Algorithm could streamline harvesting of hand-picked crops

13 Mar 2018

Farmers are the latest beneficiaries in a world of data analytics. Over the past few years, precision agriculture has been helping them make smarter decisions and producing a bigger yield. But most of the studies to date have been in row crops harvested by large machines, made possible by data collected by drones and other means.

However, Richard Sowers, a professor of industrial and enterprise systems engineering and mathematics at the University of Illinois at Urbana-Champaign, and a team of students have developed an algorithm that promises to give valuable information to farmers of crops picked by hand.

Sowers, along with students Nitin Srivastava and Peter Maneykowski have developed an algorithm which will help streamline the workforce of highly perishable hand-picked crops. Their paper, Algorithmic Geolocation of Harvest in Hand-Picked Agriculture, which will appear in Natural Resource Modelling, presents the results of a study conducted at the harvest of strawberry patches at Crisalida Farms in Oxnard, California Less than a year ago, Sowers co-authored a paper titled, Hand-picked specialty crops 'ripe' for precision agriculture techniques, addressing the timing and transport of such crops.

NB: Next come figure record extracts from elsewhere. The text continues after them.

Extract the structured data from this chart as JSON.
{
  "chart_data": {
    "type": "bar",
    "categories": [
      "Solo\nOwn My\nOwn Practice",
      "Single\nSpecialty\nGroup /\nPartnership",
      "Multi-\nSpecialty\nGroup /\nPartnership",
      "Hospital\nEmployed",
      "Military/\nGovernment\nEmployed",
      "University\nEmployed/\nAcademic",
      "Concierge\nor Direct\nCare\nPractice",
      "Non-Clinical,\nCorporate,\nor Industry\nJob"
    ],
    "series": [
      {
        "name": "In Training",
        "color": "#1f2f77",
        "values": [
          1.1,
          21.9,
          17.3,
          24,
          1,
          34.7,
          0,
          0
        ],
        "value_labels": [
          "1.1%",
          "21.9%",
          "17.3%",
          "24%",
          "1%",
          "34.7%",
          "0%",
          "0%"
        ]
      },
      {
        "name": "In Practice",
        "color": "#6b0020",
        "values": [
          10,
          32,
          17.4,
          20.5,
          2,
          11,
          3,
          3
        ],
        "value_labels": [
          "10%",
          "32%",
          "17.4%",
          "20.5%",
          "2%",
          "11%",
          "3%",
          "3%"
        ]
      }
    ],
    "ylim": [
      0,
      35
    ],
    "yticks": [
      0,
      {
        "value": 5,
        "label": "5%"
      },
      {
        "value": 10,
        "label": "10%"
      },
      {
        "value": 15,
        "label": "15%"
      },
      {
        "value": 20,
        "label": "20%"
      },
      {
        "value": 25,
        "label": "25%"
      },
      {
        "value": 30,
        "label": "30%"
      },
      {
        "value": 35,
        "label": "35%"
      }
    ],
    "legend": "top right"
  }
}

"The strawberries that you put on your ice cream or cereal are for the moment picked by a crew of 10 or so workers, who mostly earn a wage per box collected," Sowers noted. "For the consumer, it important that the strawberries are of good quality and look nice."

According to Sowers, the strawberries that appear in clam shells that you find at the market or at your local grocery store are largely in the same condition as they were when they were picked from the field. They are loaded in a box, then a bigger box, then on a pallet and finally onto a truck. The process is then reversed at the market.

"One of the aspects that I'm interested in is the fact that there are humans involved in picking," Sowers said. "Just like internet browsing history differs from person to person, along similar lines, a workers' ability to harvest strawberries is different. This brings up the question: how do you think about data in that industry? Because the human variability has a huge effect.

"Figuring out what is going on in the field is an important question," he adds. "Identifying that certain parts of the field are producing a higher or lower quality harvest can be valuable in harvest strategy."

Rather than requiring a worker to enter data during harvest, which would slow down the process, Sowers' team was able to pinpoint exact movement of each worker through GPS tracking on a smart phone each carried with them. Based on that data, the team developed an algorithm to predict the amount of completed boxes.

The data promises to ultimately lead to more precision techniques for harvesting. For instance, one set of quality control typically occurs at the edge of field and oftentimes there is a backlog of workers waiting in the que.

More data will better help plan for best times to provide this control as well as schedule forklifts to pick up pallets and put them in a cooler. Time is of the essence as hot weather can have a dramatic effect to the quality of the produce.

"At the moment, we're just trying to track," Sowers noted. "You can't manage what you can't measure. We're trying to measure what is going on in the field actually in the field, not at the edge of the field where data is currently being collected. If you know moment by moment how much is being harvested, you can better schedule, rearrange harvest crews or re-task."

Sowers further iterates the importance of this measurement to the industry because miscalculation of the workforce could completely eliminate profit.

"If that happens, all the nutrients that went into it (water, fertilisers, nitrogen, etc.) is just wasted," he says. "If you can better allocate resources and prevent or lessen the time that some of those stacks of berries are sitting in the field, that's a win."

The team successfully proved that these behaviors can be tracked and analyzed and is planning to return to California to refine it.

"There is a more and more appreciation for data in this industry," Sowers said. "I'd like to go back and do this on a larger scale so that we can try to compare this to something which is at a production grade. In order to actually have an impact, we need to understand and process the data at a level of certainty which is as good as or comparable to what is needed to actually make some decisions for re-allocating people and for optimizing the layout of fields."